I finally found a position in Marketing in either late 2006 or early 2007 with a firm called Ace Glass in Vineland, NJ, that made laboratory glassware. I was hired by the Marketing Director, Chuck Carney, a GREAT character who became a good, life-long pal. Again, the pay kinda sucked -- I might have been making $40k -- but there were health benefits and a very easy, back-roads commute.
Chuck and me had a lot of fun working in our decrepit offices on the second floor Ace Glass. I did a ton of work in InDesign and worked on their website with the use of Dreamweaver and FileMaker Pro. I wrote a sequence from FileMaker that could created 10,000 product web pages with the click of a single button, which was very cool.
But the downside of that firm is that it was owned by people who I would describe at best as "kinda miserable." I'll give you one anecdote in that regard and then move on.
When I started there, the President was a guy named Paul Kramme, who I liked very much. Big baseball fan. Paul was ill when I started, and he passed away a few years late. On the VERY DAY he died, his younger brother, Dick, who was aptly named, moved himself into Paul's office in one of the most classless things I've ever seen. They HATED each other!
But I digress.
Chuck retired a few years later, around 2011 or so, and Jim Abbott took over. Another really good guy, Jim and I got along great, but when you have ownership like those people, it was never gonna be a smooth ride. So I was always looking for options. The glass industry never appealed to me in any way, and I was looking for a future elsewhere at the advanced age of 54.
I was once again rescued by Lady Luck.
My old pal, Tom Finnegan, was now working at Clark Capital Management at One Liberty Place in Center City. Clark had purchased RTE, and about 10 people from RTE were now working there. They were starting a brand-new Marketing Department, and Finnegan wanted me on board and made it happen. I stated there on March 13, 2013.

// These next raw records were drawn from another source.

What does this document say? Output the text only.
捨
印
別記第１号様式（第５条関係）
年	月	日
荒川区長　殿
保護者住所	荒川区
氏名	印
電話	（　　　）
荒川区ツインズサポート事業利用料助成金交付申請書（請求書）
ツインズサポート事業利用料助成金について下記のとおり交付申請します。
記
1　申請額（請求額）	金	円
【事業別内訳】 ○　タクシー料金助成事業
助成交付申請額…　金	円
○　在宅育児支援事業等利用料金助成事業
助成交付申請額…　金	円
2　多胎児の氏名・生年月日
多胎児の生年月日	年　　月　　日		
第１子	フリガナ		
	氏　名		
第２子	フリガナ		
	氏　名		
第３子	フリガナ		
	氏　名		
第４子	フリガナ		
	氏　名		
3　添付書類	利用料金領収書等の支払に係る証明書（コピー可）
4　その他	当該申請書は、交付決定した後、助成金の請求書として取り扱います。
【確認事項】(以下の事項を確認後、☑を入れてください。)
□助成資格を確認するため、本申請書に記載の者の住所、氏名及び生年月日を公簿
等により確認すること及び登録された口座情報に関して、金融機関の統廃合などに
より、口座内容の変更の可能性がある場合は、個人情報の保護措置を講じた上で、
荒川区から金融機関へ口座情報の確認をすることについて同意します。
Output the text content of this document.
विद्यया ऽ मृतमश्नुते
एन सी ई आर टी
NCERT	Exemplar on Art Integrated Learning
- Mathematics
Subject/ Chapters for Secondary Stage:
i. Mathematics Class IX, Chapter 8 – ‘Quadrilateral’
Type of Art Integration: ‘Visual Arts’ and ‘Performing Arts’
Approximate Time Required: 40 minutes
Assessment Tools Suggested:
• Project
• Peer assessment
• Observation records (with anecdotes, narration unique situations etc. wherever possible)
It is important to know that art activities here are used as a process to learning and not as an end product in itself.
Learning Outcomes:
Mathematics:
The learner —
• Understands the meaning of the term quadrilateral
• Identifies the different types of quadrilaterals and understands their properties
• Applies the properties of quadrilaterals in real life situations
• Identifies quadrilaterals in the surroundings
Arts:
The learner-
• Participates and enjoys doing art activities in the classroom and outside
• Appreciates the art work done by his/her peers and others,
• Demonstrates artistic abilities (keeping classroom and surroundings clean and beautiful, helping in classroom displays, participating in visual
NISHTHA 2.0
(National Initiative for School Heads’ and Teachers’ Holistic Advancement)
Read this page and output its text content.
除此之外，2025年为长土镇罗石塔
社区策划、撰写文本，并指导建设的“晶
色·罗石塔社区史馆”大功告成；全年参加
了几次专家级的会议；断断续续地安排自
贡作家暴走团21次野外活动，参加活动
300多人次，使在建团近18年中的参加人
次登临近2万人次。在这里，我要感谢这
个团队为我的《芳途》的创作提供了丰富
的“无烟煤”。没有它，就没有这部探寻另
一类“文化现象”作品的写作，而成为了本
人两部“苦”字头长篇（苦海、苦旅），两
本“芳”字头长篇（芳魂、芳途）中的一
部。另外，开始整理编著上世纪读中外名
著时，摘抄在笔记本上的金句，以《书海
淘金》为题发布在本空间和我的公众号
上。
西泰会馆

It was a busy place, and Finnegan was a jack-of-all-trades who did everything from marketing materials to network management to PC setups to everything else you can imagine. I became his right-hand man, and we embarked on many busy days and fun project together. During our years apart, he developed a great expertise in FileMaker, and I jumped back into the program on a more extensive basis and learned a lot from the guy I had originally taught to use the program back in the 1990s. It was a full-circle moment.
Clark Capital is by far the best employment situation of my life. Harry Clark, the founder, is a great guy, and I enjoyed every minute of working for him and the firm.
In the late teens or early 20s, the firm sold its TAMP to AssetMark, and the money started to roll in. There were about 47 people employed there when I started, and we had about $4 billion in assets under management. Today? over 150 employees and up to $47 billion or so in assets.
And the firm was recently purchased by the giant financial firm Raymond James Investment.
So the "small company" days are just about over at Clark Capital, and it is quickly becoming what I would describe as "corporate," the type of company I never wanted to work for in the first place.
This is not an insult directed at Clark Capital in any way. It's still a great company run by good people. But it became clear that my time in the sun, after some 47 yeas in the workforce, was coming to an end.
I have had enough of chasing technology, keeping up with changes, and toeing the corporate line. I am from a different generation than mostly all of my co-workers, and I feel like a dinosaur -- the oldest person in the company besides the founder.
It's time for me to close the "working" chapter of my life and move on to a more sedate, quieter time in my life, the retirement years.
My last day is Friday, March 13, 2026, 13 years to the day after I started at Clark Capital. So farewell to early rising, job pressures, useless meetings, and corporate bull.
It's time to have some rest before I move on to what's next.